Chanel’s mom, a single mother with an over-active social life, repeatedly disses her daughter in favor of her boyfriend. Mom attempts to make amends by offering to take Chanel shopping, only to stand her up again. Chanel retaliates by overheating her mom’s credit cards. I should note that the confrontation that follows leads Mom to an awareness of her neglect and forgiveness on both sides.
While the movie avoids most hip-hop stereotypes (excepting corny incorporation of the lingo), it sharply points to one of its most destructive: materialism. From the get-go, the girls are motivated by the things success will bring, dreaming aloud of “jugglin’ all the hot producers,” “wearing Prada or nada,” sharing a penthouse, “needing buckets to bring in the duckets,” “cha-ching, cha-ching, bling, bling, bling,” and having “’yes sir, no sir’ butlers and maids.” Jackal caps the cliché, replete with diamond-stud earrings, multiple chains around his neck and tight black clothing. (At least he treats the girls respectfully.)
The lesson Disney should have taken from hip-hop culture is the importance of “keepin’ it real.” Instead, there’s bad lip-syncing throughout—a major stumble for a youth-oriented musical. Toto emerges from the street hole episode tired and covered in grime, then reappears moments later on stage with the girls, fluffy and white, dancing on his hind legs.
The Cheetah Girls is a Disney Channel original movie based on the bestselling 16-book series by Deborah Gregory. It's aimed squarely at the tween girl market and does a fine—if cheesy—job of hitting the bull's-eye. (Anyone over the age of 14 will want to quietly exit the room when this DVD’s playing.)

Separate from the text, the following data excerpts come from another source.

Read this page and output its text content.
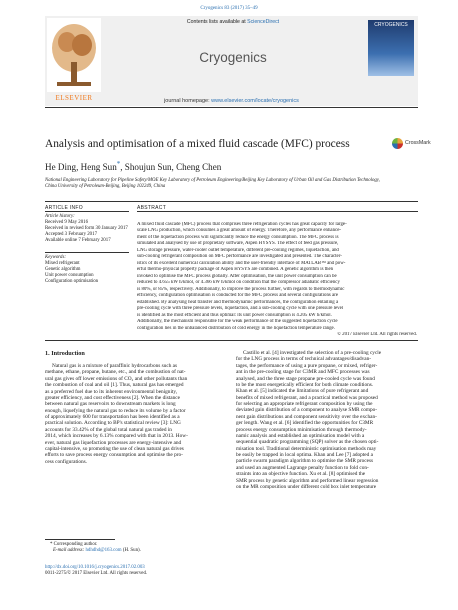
Cryogenics 83 (2017) 35–49
ELSEVIER
Contents lists available at ScienceDirect
Cryogenics
CRYOGENICS
journal homepage: www.elsevier.com/locate/cryogenics
Analysis and optimisation of a mixed fluid cascade (MFC) process	CrossMark
He Ding, Heng Sun*, Shoujun Sun, Cheng Chen
National Engineering Laboratory for Pipeline Safety/MOE Key Laboratory of Petroleum Engineering/Beijing Key Laboratory of Urban Oil and Gas Distribution Technology,
China University of Petroleum-Beijing, Beijing 102249, China
ARTICLE INFO
Article history:
Received 9 May 2016
Received in revised form 30 January 2017
Accepted 3 February 2017
Available online 7 February 2017
Keywords:
Mixed refrigerant
Genetic algorithm
Unit power consumption
Configuration optimisation
ABSTRACT
A mixed fluid cascade (MFC) process that comprises three refrigeration cycles has great capacity for large-
scale LNG production, which consumes a great amount of energy. Therefore, any performance enhance-
ment of the liquefaction process will significantly reduce the energy consumption. The MFC process is
simulated and analysed by use of proprietary software, Aspen HYSYS. The effect of feed gas pressure,
LNG storage pressure, water-cooler outlet temperature, different pre-cooling regimes, liquefaction, and
sub-cooling refrigerant composition on MFC performance are investigated and presented. The character-
istics of its excellent numerical calculation ability and the user-friendly interface of MATLAB™ and pow-
erful thermo-physical property package of Aspen HYSYS are combined. A genetic algorithm is then
invoked to optimise the MFC process globally. After optimisation, the unit power consumption can be
reduced to 4.655 kW h/kmol, or 4.366 kW h/kmol on condition that the compressor adiabatic efficiency
is 80%, or 85%, respectively. Additionally, to improve the process further, with regards to thermodynamic
efficiency, configuration optimisation is conducted for the MFC process and several configurations are
established. By analysing heat transfer and thermodynamic performances, the configuration entailing a
pre-cooling cycle with three pressure levels, liquefaction, and a sub-cooling cycle with one pressure level
is identified as the most efficient and thus optimal: its unit power consumption is 4.205 kW h/kmol.
Additionally, the mechanism responsible for the weak performance of the suggested liquefaction cycle
configuration lies in the unbalanced distribution of cold energy in the liquefaction temperature range.
© 2017 Elsevier Ltd. All rights reserved.
1. Introduction
Natural gas is a mixture of paraffinic hydrocarbons such as
methane, ethane, propane, butane, etc., and the combustion of nat-
ural gas gives off lower emissions of CO₂ and other pollutants than
the combustion of coal and oil [1]. Thus, natural gas has emerged
as a preferred fuel due to its inherent environmental benignity,
greater efficiency, and cost effectiveness [2]. When the distance
between natural gas reservoirs to downstream markets is long
enough, liquefying the natural gas to reduce its volume by a factor
of approximately 600 for transportation has been identified as a
practical solution. According to BP's statistical review [3]: LNG
accounts for 33.42% of the global total natural gas traded in
2014, which increases by 6.13% compared with that in 2013. How-
ever, natural gas liquefaction processes are energy-intensive and
capital-intensive, so promoting the use of clean natural gas drives
efforts to save process energy consumption and optimise the pro-
cess configurations.
Castillo et al. [4] investigated the selection of a pre-cooling cycle
for the LNG process in terms of technical advantages/disadvan-
tages, the performance of using a pure propane, or mixed, refriger-
ant in the pre-cooling stage for C3MR and MFC processes was
analysed, and the three stage propane pre-cooled cycle was found
to be the most energetically efficient for both climate conditions.
Khan et al. [5] indicated the limitations of pure refrigerant and
benefits of mixed refrigerant, and a practical method was proposed
for selecting an appropriate refrigerant composition by using the
deviated gain distribution of a component to analyse SMR compo-
nent gain distributions and component sensitivity over the exchan-
ger length. Wang et al. [6] identified the opportunities for C3MR
process energy consumption minimisation through thermody-
namic analysis and established an optimisation model with a
sequential quadratic programming (SQP) solver as the chosen opti-
misation tool. Traditional deterministic optimisation methods may
be easily be trapped in local optima. Khan and Lee [7] adopted a
particle swarm paradigm algorithm to optimise the SMR process
and used an augmented Lagrange penalty function to fold con-
straints into an objective function. Xu et al. [8] optimised the
SMR process by genetic algorithm and performed linear regression
on the MR composition under different cold box inlet temperature
* Corresponding author.
E-mail address: hdhdhd@163.com (H. Sun).
http://dx.doi.org/10.1016/j.cryogenics.2017.02.003
0011-2275/© 2017 Elsevier Ltd. All rights reserved.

Because the film is squeaky clean when it comes to the big issues (sex, language, substances), parents who decide to OK it can play off its solid core of positive values—loyalty, responsibility, valuing friends and family, and pursuing dreams—to balance discussions about this otherwise unbelievable, attitude-laden tale.
Materialism, greed, big egos and sassy talk may be the norm in this urban fantasyland, but most families wouldn’t tolerate that kind of über-hip posturing. Yet for all their bluff and bluster, when the going gets tough and dreams shatter, the Cheetahs take their broken hearts home for mending, setting a pretty good example for young teens struggling to find their own special place in the world.